Inteligencia emocional

La infancia (in)feliz

Por Ígor Fernández

¡Ah, cómo añoro mi infancia! Aquellos días en los que la mayor responsabilidad era colorear el dibujo de un payaso sin salirse de la raya, en los que el verano era casi una década de crema en la nariz y rasponazos en la rodilla, y el girar del mundo no era ni de lejos tan importante como el de un balón. Todo se resumía en hacer “como que yo era…”, en decir “” o “no” cuando así nos salía y en saber muy bien por qué… Pregunte el lector a cualquiera, que la infancia ha sido siempre descrita como un periodo de extrema felicidad en el que, por definición, el cuidado del niño o la niña es la tónica, en pos del crecimiento personal.

Sin embargo, si nos despojamos por un momento del romanticismo literario de peluche, y la sensación pegajosa de helado en los dedos, la infancia se convierte en otra cosa. Como en todo proceso de socialización (piensen en las veces que han tenido que sumarse a un grupo nuevo con una cultura distinta, como la familia de la pareja, por ejemplo) el individuo se ve forzado a adquirir las conductas y normas de ese grupo, para lo cual debe, por norma general, privarse de saciar ciertos impulsos. Sé que lo que sugiero no es políticamente correcto, pero a veces una visión diferente nos plantea reflexiones interesantes. Si prestamos atención, en el proceso ontogenético de crecimiento de un niño, nos encontramos una sarta de estrategias, desarrolladas por el niño para acceder a lo que necesita. Por ejemplo, la sonrisa de un niño ante la carantoña de un adulto tiene como función crear el vínculo que va asegurar la provisión de comida y cobijo, del mismo modo que el “portarse bien” de los adultos, no es otra cosa que el premio ante la inhibición de la espontaneidad.
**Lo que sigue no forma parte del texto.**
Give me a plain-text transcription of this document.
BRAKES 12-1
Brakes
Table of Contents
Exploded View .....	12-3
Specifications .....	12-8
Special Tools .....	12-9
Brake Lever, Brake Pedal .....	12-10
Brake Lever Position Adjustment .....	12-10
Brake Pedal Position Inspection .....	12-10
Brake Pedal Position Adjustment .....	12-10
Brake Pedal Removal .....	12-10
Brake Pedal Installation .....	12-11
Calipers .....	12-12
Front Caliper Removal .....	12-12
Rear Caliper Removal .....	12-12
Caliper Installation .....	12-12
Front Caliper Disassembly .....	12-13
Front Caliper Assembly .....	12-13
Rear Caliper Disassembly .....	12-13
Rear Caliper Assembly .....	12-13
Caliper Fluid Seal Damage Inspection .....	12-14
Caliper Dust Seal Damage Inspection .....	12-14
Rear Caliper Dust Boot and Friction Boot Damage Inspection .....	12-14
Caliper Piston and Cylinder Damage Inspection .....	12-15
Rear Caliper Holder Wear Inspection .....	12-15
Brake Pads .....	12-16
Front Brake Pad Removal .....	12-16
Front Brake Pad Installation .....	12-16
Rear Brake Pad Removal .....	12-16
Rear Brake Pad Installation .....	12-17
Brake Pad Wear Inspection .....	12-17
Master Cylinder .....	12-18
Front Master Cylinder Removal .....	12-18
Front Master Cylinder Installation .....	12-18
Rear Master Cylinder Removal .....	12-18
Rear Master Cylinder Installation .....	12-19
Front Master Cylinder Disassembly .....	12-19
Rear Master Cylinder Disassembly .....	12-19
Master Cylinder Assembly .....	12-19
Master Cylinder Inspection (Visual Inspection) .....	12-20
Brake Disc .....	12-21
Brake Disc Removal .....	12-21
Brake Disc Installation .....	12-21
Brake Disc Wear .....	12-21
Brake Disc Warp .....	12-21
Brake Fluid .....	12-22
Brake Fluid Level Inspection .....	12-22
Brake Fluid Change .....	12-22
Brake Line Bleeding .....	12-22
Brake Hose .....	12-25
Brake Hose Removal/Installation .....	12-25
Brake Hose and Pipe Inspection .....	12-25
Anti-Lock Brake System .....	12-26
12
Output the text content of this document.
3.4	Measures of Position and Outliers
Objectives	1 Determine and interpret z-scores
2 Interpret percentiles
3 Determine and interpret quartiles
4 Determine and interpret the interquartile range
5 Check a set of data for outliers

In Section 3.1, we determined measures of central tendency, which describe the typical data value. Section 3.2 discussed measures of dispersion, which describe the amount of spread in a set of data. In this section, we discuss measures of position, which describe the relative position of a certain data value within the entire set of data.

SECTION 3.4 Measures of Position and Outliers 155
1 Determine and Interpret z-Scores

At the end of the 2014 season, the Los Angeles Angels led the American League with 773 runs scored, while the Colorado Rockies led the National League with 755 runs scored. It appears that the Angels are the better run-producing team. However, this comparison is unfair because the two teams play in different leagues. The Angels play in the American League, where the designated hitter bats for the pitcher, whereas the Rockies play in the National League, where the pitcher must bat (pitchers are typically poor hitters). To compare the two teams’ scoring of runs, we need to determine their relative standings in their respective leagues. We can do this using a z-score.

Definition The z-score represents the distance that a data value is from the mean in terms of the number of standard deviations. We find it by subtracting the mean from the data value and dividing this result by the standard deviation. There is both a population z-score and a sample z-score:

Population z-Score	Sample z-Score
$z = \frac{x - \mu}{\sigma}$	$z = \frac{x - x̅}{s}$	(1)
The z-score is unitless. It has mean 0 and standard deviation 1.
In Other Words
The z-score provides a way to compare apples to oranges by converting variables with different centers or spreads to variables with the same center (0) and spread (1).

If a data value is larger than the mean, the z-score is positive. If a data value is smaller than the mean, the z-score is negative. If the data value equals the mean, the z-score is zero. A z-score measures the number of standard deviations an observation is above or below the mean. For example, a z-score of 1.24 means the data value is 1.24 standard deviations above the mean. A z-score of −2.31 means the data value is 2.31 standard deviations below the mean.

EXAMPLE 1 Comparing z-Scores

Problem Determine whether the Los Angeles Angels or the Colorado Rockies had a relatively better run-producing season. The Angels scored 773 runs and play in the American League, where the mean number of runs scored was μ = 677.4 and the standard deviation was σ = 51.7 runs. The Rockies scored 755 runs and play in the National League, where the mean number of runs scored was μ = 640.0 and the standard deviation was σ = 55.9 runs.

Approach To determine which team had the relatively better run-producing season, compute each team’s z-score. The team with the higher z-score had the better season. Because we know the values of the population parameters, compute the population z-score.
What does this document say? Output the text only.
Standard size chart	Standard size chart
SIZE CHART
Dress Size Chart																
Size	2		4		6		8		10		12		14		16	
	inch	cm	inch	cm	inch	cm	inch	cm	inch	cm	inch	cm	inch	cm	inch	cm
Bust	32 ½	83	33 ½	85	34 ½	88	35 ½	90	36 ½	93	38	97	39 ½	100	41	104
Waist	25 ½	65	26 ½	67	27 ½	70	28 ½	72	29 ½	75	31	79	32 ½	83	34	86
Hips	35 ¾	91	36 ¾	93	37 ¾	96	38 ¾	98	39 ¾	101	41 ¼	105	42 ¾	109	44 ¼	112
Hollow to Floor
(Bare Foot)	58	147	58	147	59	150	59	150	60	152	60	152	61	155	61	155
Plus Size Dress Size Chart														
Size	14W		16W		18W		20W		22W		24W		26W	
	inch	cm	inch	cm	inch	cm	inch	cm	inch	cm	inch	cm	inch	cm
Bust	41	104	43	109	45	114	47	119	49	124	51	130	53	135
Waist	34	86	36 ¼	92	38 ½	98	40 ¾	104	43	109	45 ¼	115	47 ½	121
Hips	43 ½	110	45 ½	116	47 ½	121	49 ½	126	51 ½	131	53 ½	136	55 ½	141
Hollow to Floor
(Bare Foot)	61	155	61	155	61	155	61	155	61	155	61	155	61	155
Sé que suena frío y un tanto demagógico, pero los niños en todas las partes del mundo han de renunciar a parte de sí mismos para obtener del grupo lo que va a asegurar su supervivencia.

  

En resumen, no sólo la percepción por parte del adulto de la ausencia de responsabilidades (adultas, claro) hace de la infancia un periodo de felicidad recordada, sino también el deseo de deshacerse de la culpa que genera darse cuenta de una cruda realidad. Nos demos cuenta, o no.

¿Piensan que la infancia es un periodo feliz?

Un pensamiento sobre “La infancia (in)feliz

  1. Momo

    Recuerdo mi infancia llena de experiencias alegres, tristes, frustrantes, satisfactorias, emocionantes, ilusionantes… de todo tipo.

    Echo la vista atrás y mi infancia me encanta. Me gusta tanto mi infancia como me gusta mi vida adulta.

    Lo que siempre he valorado y me ha dado una punzada dulcísima de felicidad es que con los años aumenta mi libertad.
    Con cinco podía comer cosas que con dos no, con 10 podía andar en bici sin rueditas, con 14 me iba con colegas a hacer fiestas, con 16… No sigamos con detalles pero las posibilidades crecen y crecen.

    Por otro lado, si algo debo añadir a mi época adulta, algo que no tenía en mi infancia era la conciencia de la muerte como algo real, el saber que estoy de prestado por aquí. Esa ansiedad existencial no la tenía de pequeña.

    Quizá es eso lo que la gente describe como felicidad, la no existencia de esa ansiedad que se filtra por las grietas (¿o las crea?), y que pesa, unas veces, o renueva, otras.